ERA Group permet de réaliser 16,8 % d'économies pour les soupes populaires du nord-est.




Une soupe populaire à but non lucratif qui vient en aide aux personnes en situation d'insécurité alimentaire. Elle propose également des programmes visant à favoriser l'autonomie et à améliorer la qualité de vie.
Outre la distribution de repas, l'organisation propose des formations professionnelles préparant les personnes sans emploi à des carrières dans la restauration. Comme de nombreuses associations, elle fonctionne avec des ressources limitées et dépend fortement des dons. La maîtrise des coûts de fonctionnement, notamment des coûts alimentaires, est essentielle pour optimiser l'utilisation des fonds et soutenir au mieux sa mission.
Cinq ans avant ERA Group Suite à l'intervention de [nom de l'organisme], la soupe populaire a abandonné son distributeur habituel, pourtant réputé pour ses prix bas. Elle s'est alors tournée vers un nouveau fournisseur qui, de prime abord, semblait proposer des tarifs plus avantageux. Ce changement s'est avéré bénéfique au départ : le vendeur a proposé des prix de lancement attractifs pour conclure la vente. Cependant, en l'absence des protections tarifaires habituellement offertes par ERA, les prix ont progressivement augmenté.
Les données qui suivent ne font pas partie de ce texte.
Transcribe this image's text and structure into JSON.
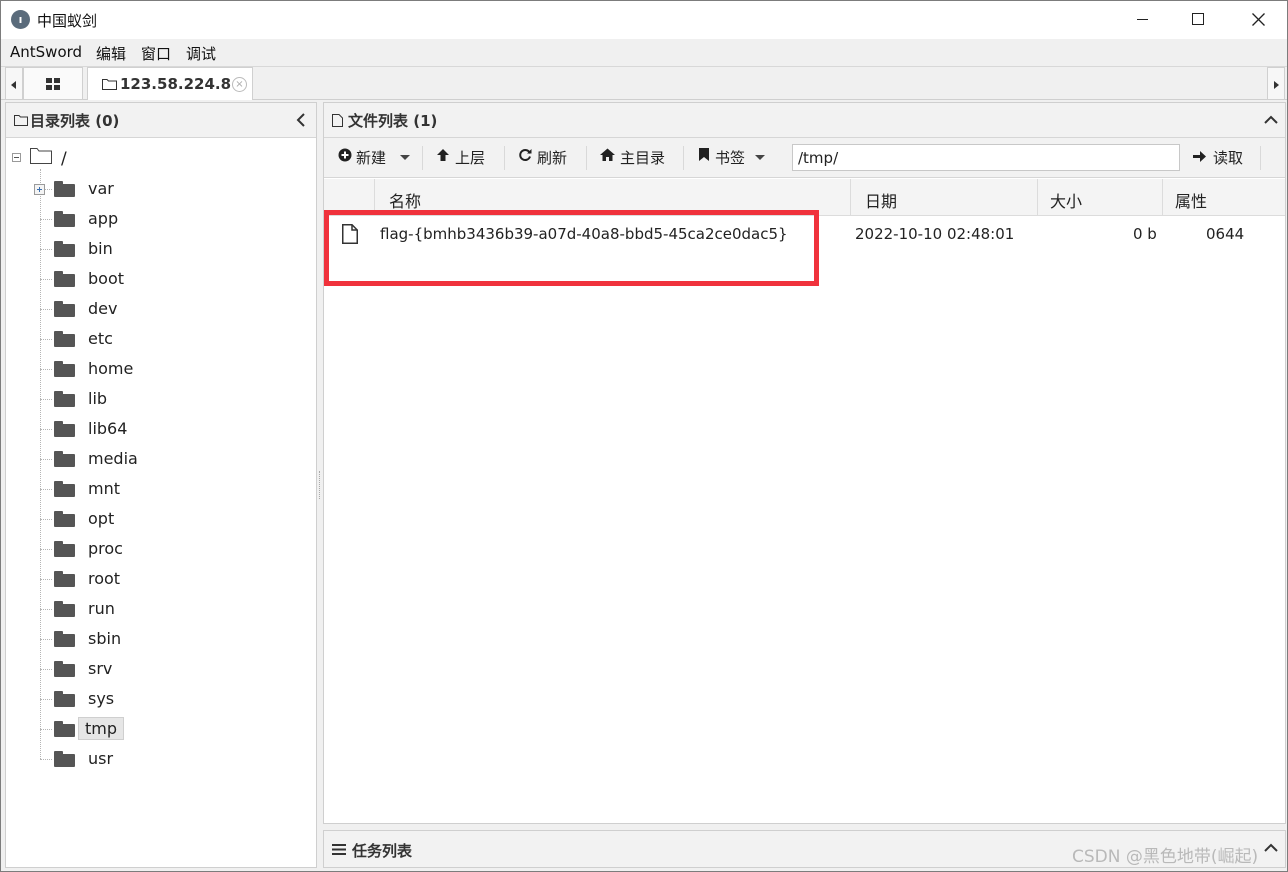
{
  "window": {
    "title": "中国蚁剑"
  },
  "menu": {
    "items": [
      "AntSword",
      "编辑",
      "窗口",
      "调试"
    ]
  },
  "tabs": {
    "connection_label": "123.58.224.8"
  },
  "left_panel": {
    "title": "目录列表 (0)",
    "root_label": "/",
    "folders": [
      "var",
      "app",
      "bin",
      "boot",
      "dev",
      "etc",
      "home",
      "lib",
      "lib64",
      "media",
      "mnt",
      "opt",
      "proc",
      "root",
      "run",
      "sbin",
      "srv",
      "sys",
      "tmp",
      "usr"
    ],
    "selected_folder": "tmp"
  },
  "right_panel": {
    "title": "文件列表 (1)",
    "toolbar": {
      "new_label": "新建",
      "up_label": "上层",
      "refresh_label": "刷新",
      "home_label": "主目录",
      "bookmark_label": "书签",
      "path_value": "/tmp/",
      "read_label": "读取"
    },
    "columns": {
      "name": "名称",
      "date": "日期",
      "size": "大小",
      "attr": "属性"
    },
    "files": [
      {
        "name": "flag-{bmhb3436b39-a07d-40a8-bbd5-45ca2ce0dac5}",
        "date": "2022-10-10 02:48:01",
        "size": "0 b",
        "attr": "0644"
      }
    ]
  },
  "task_panel": {
    "title": "任务列表",
    "watermark": "CSDN @黑色地带(崛起)"
  },
  "colors": {
    "highlight_border": "#f0323c",
    "folder": "#555555"
  }
}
Au moment de l'examen des comptes par ERA, l'organisation payait environ 16,8 % de plus pour ses produits alimentaires que ce qu'elle aurait payé avec son accord précédent. Pour une association à but non lucratif aux ressources limitées, cette hausse des coûts a directement réduit sa capacité à servir des repas et à soutenir sa communauté.
ERA a mené un examen approfondi des dépenses de restauration de la soupe populaire et a lancé un appel d'offres concurrentiel pour évaluer les options de fournisseurs.
Plutôt que de simplement négocier des prix plus bas, ERA s'est concentrée sur la création d'une structure protégeant l'organisme sans but lucratif contre les futures hausses de prix. L'équipe a collaboré avec des groupements d'achats (GPO) réputés pour leur discipline en matière de prix et leur capacité à empêcher les distributeurs d'augmenter leurs marges une fois les contrats signés.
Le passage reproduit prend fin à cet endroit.